Control of online media — purportedly to counter sources of misinformation — expressed the need for censors to ‘guide’ public opinion, effectively sanctioning the persecution of those not adhering to the Party line. With citizen journalists facing arrest throughout Hubei, state broadcasters will soon be free to follow the Committee’s instructions and provide numerous tales of “touching stories of the frontline of epidemic prevention” and “the Chinese people’s spirit of unity and togetherness.”

Despite the online demands for transparency, the possibility that revealing the health situation on the ground could generate a wave of online criticism may appear to be too great a risk for the Party; transparency risks exposing previously unseen flaws in the Party’s structure and response. Instead, any lifting of the veil will merely serve political goals, such as scapegoating Party officials who fall short of accomplishing the vague containment instructions. Where Xi sees political capital in collecting scalps from those occupying key positions, possibly in line with his signature ‘anti-corruption’ push, he is almost certain to do so.

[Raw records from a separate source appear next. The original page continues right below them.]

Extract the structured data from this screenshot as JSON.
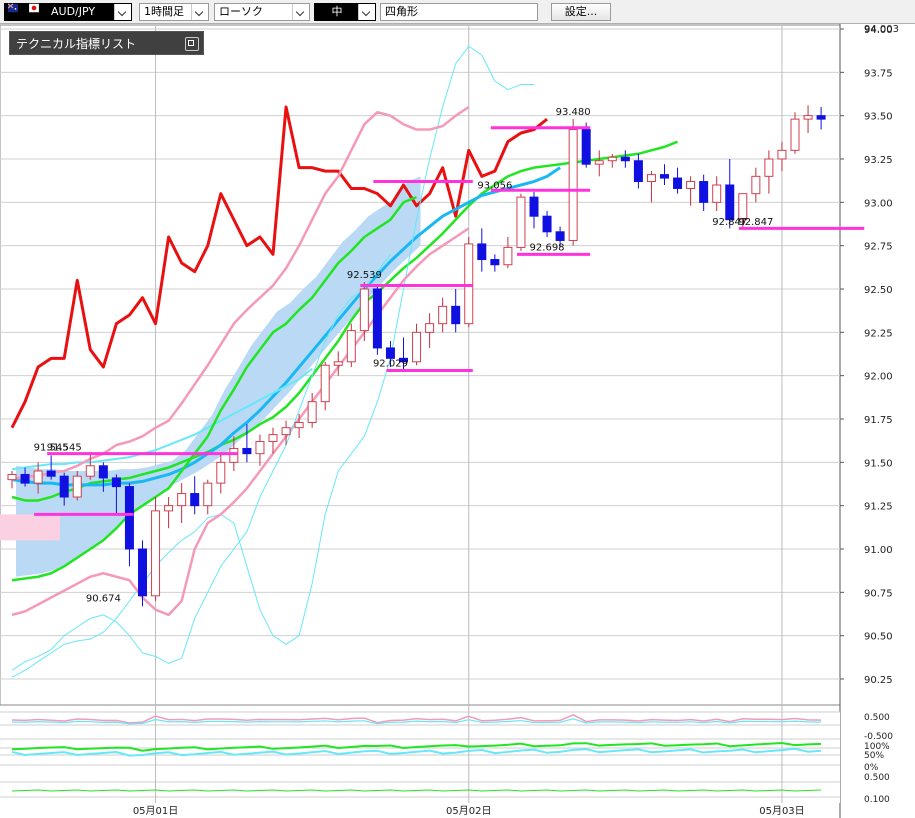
{
  "toolbar": {
    "symbol": "AUD/JPY",
    "timeframe": "1時間足",
    "chart_type": "ローソク",
    "mid_label": "中",
    "shape": "四角形",
    "settings_label": "設定..."
  },
  "indicator_panel": {
    "title": "テクニカル指標リスト"
  },
  "price_axis_top_label": "94.003",
  "colors": {
    "up_candle": "#d04050",
    "down_candle": "#1010e0",
    "cloud": "#b9d9f5",
    "cloud_bear": "#fbd0e2",
    "red_line": "#e81010",
    "magenta_level": "#ff33dd",
    "green_ma": "#22e522",
    "cyan_line": "#1ab8f2",
    "bollinger_outer": "#66e8f8",
    "bollinger_inner": "#f49ab8"
  },
  "chart_data": {
    "type": "candlestick",
    "symbol": "AUD/JPY",
    "timeframe": "1時間足",
    "ylim": [
      90.1,
      94.0
    ],
    "y_ticks": [
      "94.00",
      "93.75",
      "93.50",
      "93.25",
      "93.00",
      "92.75",
      "92.50",
      "92.25",
      "92.00",
      "91.75",
      "91.50",
      "91.25",
      "91.00",
      "90.75",
      "90.50",
      "90.25"
    ],
    "x_labels": [
      {
        "label": "05月01日",
        "bar": 11
      },
      {
        "label": "05月02日",
        "bar": 35
      },
      {
        "label": "05月03日",
        "bar": 59
      }
    ],
    "annotations": [
      {
        "text": "91.545",
        "value": 91.545,
        "bar": 4
      },
      {
        "text": "91.545",
        "value": 91.545,
        "bar": 3
      },
      {
        "text": "90.674",
        "value": 90.674,
        "bar": 7
      },
      {
        "text": "92.539",
        "value": 92.539,
        "bar": 27
      },
      {
        "text": "92.029",
        "value": 92.029,
        "bar": 29
      },
      {
        "text": "93.056",
        "value": 93.056,
        "bar": 37
      },
      {
        "text": "92.698",
        "value": 92.698,
        "bar": 41
      },
      {
        "text": "93.480",
        "value": 93.48,
        "bar": 43
      },
      {
        "text": "92.847",
        "value": 92.847,
        "bar": 55
      },
      {
        "text": "92.847",
        "value": 92.847,
        "bar": 57
      }
    ],
    "levels": [
      {
        "value": 91.55,
        "from": 3,
        "to": 17
      },
      {
        "value": 91.2,
        "from": 2,
        "to": 9
      },
      {
        "value": 93.12,
        "from": 28,
        "to": 35
      },
      {
        "value": 92.52,
        "from": 27,
        "to": 35
      },
      {
        "value": 92.03,
        "from": 29,
        "to": 35
      },
      {
        "value": 93.43,
        "from": 37,
        "to": 44
      },
      {
        "value": 93.07,
        "from": 37,
        "to": 44
      },
      {
        "value": 92.7,
        "from": 39,
        "to": 44
      },
      {
        "value": 92.85,
        "from": 56,
        "to": 65
      }
    ],
    "ohlc": [
      [
        91.4,
        91.45,
        91.35,
        91.43
      ],
      [
        91.43,
        91.47,
        91.36,
        91.38
      ],
      [
        91.38,
        91.5,
        91.32,
        91.45
      ],
      [
        91.45,
        91.54,
        91.4,
        91.42
      ],
      [
        91.42,
        91.44,
        91.25,
        91.3
      ],
      [
        91.3,
        91.45,
        91.28,
        91.42
      ],
      [
        91.42,
        91.56,
        91.4,
        91.48
      ],
      [
        91.48,
        91.5,
        91.33,
        91.41
      ],
      [
        91.41,
        91.43,
        91.2,
        91.36
      ],
      [
        91.36,
        91.38,
        90.9,
        91.0
      ],
      [
        91.0,
        91.05,
        90.67,
        90.73
      ],
      [
        90.73,
        91.3,
        90.7,
        91.22
      ],
      [
        91.22,
        91.3,
        91.12,
        91.25
      ],
      [
        91.25,
        91.38,
        91.15,
        91.32
      ],
      [
        91.32,
        91.42,
        91.2,
        91.25
      ],
      [
        91.25,
        91.4,
        91.2,
        91.38
      ],
      [
        91.38,
        91.55,
        91.32,
        91.5
      ],
      [
        91.5,
        91.65,
        91.45,
        91.58
      ],
      [
        91.58,
        91.72,
        91.5,
        91.55
      ],
      [
        91.55,
        91.66,
        91.48,
        91.62
      ],
      [
        91.62,
        91.7,
        91.55,
        91.66
      ],
      [
        91.66,
        91.74,
        91.6,
        91.7
      ],
      [
        91.7,
        91.78,
        91.64,
        91.73
      ],
      [
        91.73,
        91.9,
        91.7,
        91.85
      ],
      [
        91.85,
        92.08,
        91.8,
        92.06
      ],
      [
        92.06,
        92.14,
        92.0,
        92.08
      ],
      [
        92.08,
        92.3,
        92.05,
        92.26
      ],
      [
        92.26,
        92.54,
        92.2,
        92.5
      ],
      [
        92.5,
        92.52,
        92.12,
        92.16
      ],
      [
        92.16,
        92.2,
        92.05,
        92.1
      ],
      [
        92.1,
        92.22,
        92.03,
        92.08
      ],
      [
        92.08,
        92.3,
        92.06,
        92.25
      ],
      [
        92.25,
        92.36,
        92.16,
        92.3
      ],
      [
        92.3,
        92.45,
        92.25,
        92.4
      ],
      [
        92.4,
        92.5,
        92.25,
        92.3
      ],
      [
        92.3,
        92.8,
        92.28,
        92.76
      ],
      [
        92.76,
        92.85,
        92.6,
        92.67
      ],
      [
        92.67,
        92.7,
        92.6,
        92.64
      ],
      [
        92.64,
        92.8,
        92.62,
        92.74
      ],
      [
        92.74,
        93.05,
        92.72,
        93.03
      ],
      [
        93.03,
        93.06,
        92.85,
        92.92
      ],
      [
        92.92,
        92.95,
        92.8,
        92.83
      ],
      [
        92.83,
        92.86,
        92.74,
        92.78
      ],
      [
        92.78,
        93.48,
        92.75,
        93.42
      ],
      [
        93.42,
        93.46,
        93.2,
        93.22
      ],
      [
        93.22,
        93.3,
        93.15,
        93.24
      ],
      [
        93.24,
        93.28,
        93.2,
        93.26
      ],
      [
        93.26,
        93.3,
        93.2,
        93.24
      ],
      [
        93.24,
        93.28,
        93.08,
        93.12
      ],
      [
        93.12,
        93.18,
        93.0,
        93.16
      ],
      [
        93.16,
        93.22,
        93.1,
        93.14
      ],
      [
        93.14,
        93.2,
        93.05,
        93.08
      ],
      [
        93.08,
        93.15,
        92.98,
        93.12
      ],
      [
        93.12,
        93.16,
        92.95,
        93.0
      ],
      [
        93.0,
        93.15,
        92.95,
        93.1
      ],
      [
        93.1,
        93.25,
        92.85,
        92.9
      ],
      [
        92.9,
        93.05,
        92.85,
        93.05
      ],
      [
        93.05,
        93.2,
        93.0,
        93.15
      ],
      [
        93.15,
        93.3,
        93.05,
        93.25
      ],
      [
        93.25,
        93.35,
        93.18,
        93.3
      ],
      [
        93.3,
        93.52,
        93.28,
        93.48
      ],
      [
        93.48,
        93.56,
        93.4,
        93.5
      ],
      [
        93.5,
        93.55,
        93.42,
        93.48
      ]
    ],
    "series": [
      {
        "name": "red",
        "style": "thick",
        "start": 0,
        "values": [
          91.7,
          91.85,
          92.05,
          92.1,
          92.1,
          92.55,
          92.15,
          92.05,
          92.3,
          92.35,
          92.45,
          92.3,
          92.8,
          92.65,
          92.6,
          92.75,
          93.05,
          92.9,
          92.75,
          92.8,
          92.7,
          93.55,
          93.2,
          93.2,
          93.18,
          93.18,
          93.08,
          93.08,
          93.05,
          92.98,
          93.1,
          92.98,
          93.05,
          93.2,
          92.92,
          93.3,
          93.15,
          93.18,
          93.35,
          93.4,
          93.42,
          93.48
        ]
      },
      {
        "name": "green-mid",
        "start": 0,
        "values": [
          91.3,
          91.28,
          91.28,
          91.3,
          91.33,
          91.35,
          91.38,
          91.39,
          91.4,
          91.41,
          91.43,
          91.45,
          91.47,
          91.5,
          91.53,
          91.56,
          91.6,
          91.63,
          91.67,
          91.72,
          91.76,
          91.82,
          91.9,
          92.0,
          92.1,
          92.2,
          92.32,
          92.42,
          92.48,
          92.55,
          92.62,
          92.68,
          92.75,
          92.82,
          92.9,
          92.98,
          93.05,
          93.1,
          93.15,
          93.18,
          93.2,
          93.21,
          93.22,
          93.23,
          93.24,
          93.25,
          93.26,
          93.27,
          93.28,
          93.3,
          93.32,
          93.35
        ]
      },
      {
        "name": "cyan-mid",
        "start": 0,
        "values": [
          91.4,
          91.39,
          91.38,
          91.38,
          91.37,
          91.37,
          91.37,
          91.37,
          91.38,
          91.38,
          91.39,
          91.41,
          91.43,
          91.46,
          91.5,
          91.55,
          91.6,
          91.67,
          91.73,
          91.8,
          91.88,
          91.96,
          92.05,
          92.14,
          92.23,
          92.32,
          92.41,
          92.5,
          92.58,
          92.66,
          92.73,
          92.8,
          92.86,
          92.92,
          92.96,
          93.0,
          93.04,
          93.06,
          93.08,
          93.1,
          93.12,
          93.15,
          93.2
        ]
      },
      {
        "name": "cyan-slow",
        "start": 0,
        "values": [
          91.46,
          91.47,
          91.48,
          91.49,
          91.49,
          91.5,
          91.5,
          91.51,
          91.52,
          91.53,
          91.55,
          91.57,
          91.6,
          91.63,
          91.66,
          91.7,
          91.74,
          91.78,
          91.82,
          91.86,
          91.9,
          91.94,
          91.98,
          92.04
        ]
      },
      {
        "name": "green-slow",
        "start": 0,
        "values": [
          90.82,
          90.83,
          90.84,
          90.86,
          90.9,
          90.95,
          91.0,
          91.05,
          91.12,
          91.2,
          91.25,
          91.3,
          91.35,
          91.45,
          91.55,
          91.65,
          91.8,
          91.92,
          92.05,
          92.15,
          92.25,
          92.3,
          92.38,
          92.45,
          92.55,
          92.65,
          92.72,
          92.8,
          92.85,
          92.9,
          93.0,
          93.03
        ]
      },
      {
        "name": "bb-upper",
        "start": 0,
        "values": [
          90.26,
          90.3,
          90.35,
          90.4,
          90.45,
          90.47,
          90.48,
          90.52,
          90.6,
          90.7,
          90.8,
          90.9,
          90.98,
          91.05,
          91.1,
          91.18,
          91.2,
          91.15,
          90.9,
          90.65,
          90.5,
          90.45,
          90.5,
          90.8,
          91.2,
          91.45,
          91.55,
          91.65,
          91.85,
          92.1,
          92.5,
          92.9,
          93.25,
          93.55,
          93.8,
          93.9,
          93.85,
          93.7,
          93.65,
          93.68,
          93.68
        ]
      },
      {
        "name": "bb-upper-inner",
        "start": 0,
        "values": [
          91.4,
          91.42,
          91.42,
          91.44,
          91.45,
          91.48,
          91.52,
          91.55,
          91.6,
          91.62,
          91.65,
          91.7,
          91.74,
          91.84,
          91.95,
          92.06,
          92.18,
          92.3,
          92.38,
          92.45,
          92.52,
          92.62,
          92.75,
          92.9,
          93.05,
          93.15,
          93.3,
          93.45,
          93.52,
          93.5,
          93.45,
          93.42,
          93.42,
          93.44,
          93.5,
          93.55
        ]
      },
      {
        "name": "bb-lower-inner",
        "start": 0,
        "values": [
          90.62,
          90.64,
          90.68,
          90.72,
          90.76,
          90.8,
          90.84,
          90.86,
          90.84,
          90.82,
          90.72,
          90.65,
          90.62,
          90.7,
          91.0,
          91.15,
          91.2,
          91.27,
          91.35,
          91.45,
          91.55,
          91.65,
          91.75,
          91.85,
          91.95,
          92.05,
          92.15,
          92.25,
          92.35,
          92.45,
          92.55,
          92.63,
          92.7,
          92.75,
          92.8,
          92.85
        ]
      },
      {
        "name": "bb-lower",
        "start": 0,
        "values": [
          90.3,
          90.35,
          90.38,
          90.42,
          90.5,
          90.55,
          90.6,
          90.62,
          90.58,
          90.5,
          90.4,
          90.38,
          90.34,
          90.37,
          90.6,
          90.75,
          90.9,
          91.0,
          91.1,
          91.3,
          91.45,
          91.6,
          91.8,
          92.0,
          92.2,
          92.35,
          92.45,
          92.5,
          92.6,
          92.7
        ]
      }
    ]
  }
}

Yet even as those elements of the Party structure that gave rise to the current crisis go unaddressed, Beijing’s ongoing corralling of public scrutiny could exacerbate the crisis. Beyond immediate health concerns, coronavirus also poses serious threats to the social fabric of Chinese society. The longer the crisis persists, the more the memory and emotion of the Party’s failure will loom large over those aspirational promises so closely tied to Xi Jinping and the more likely the threads of Xi’s ‘great rejuvenation of the Chinese nation’ narrative will start to come loose.

For now, with netizens calling for freedom of speech online, whether these increases in the policing of public speech will themselves be rolled back after victory over the virus may represent a far more consequential question than the virus itself.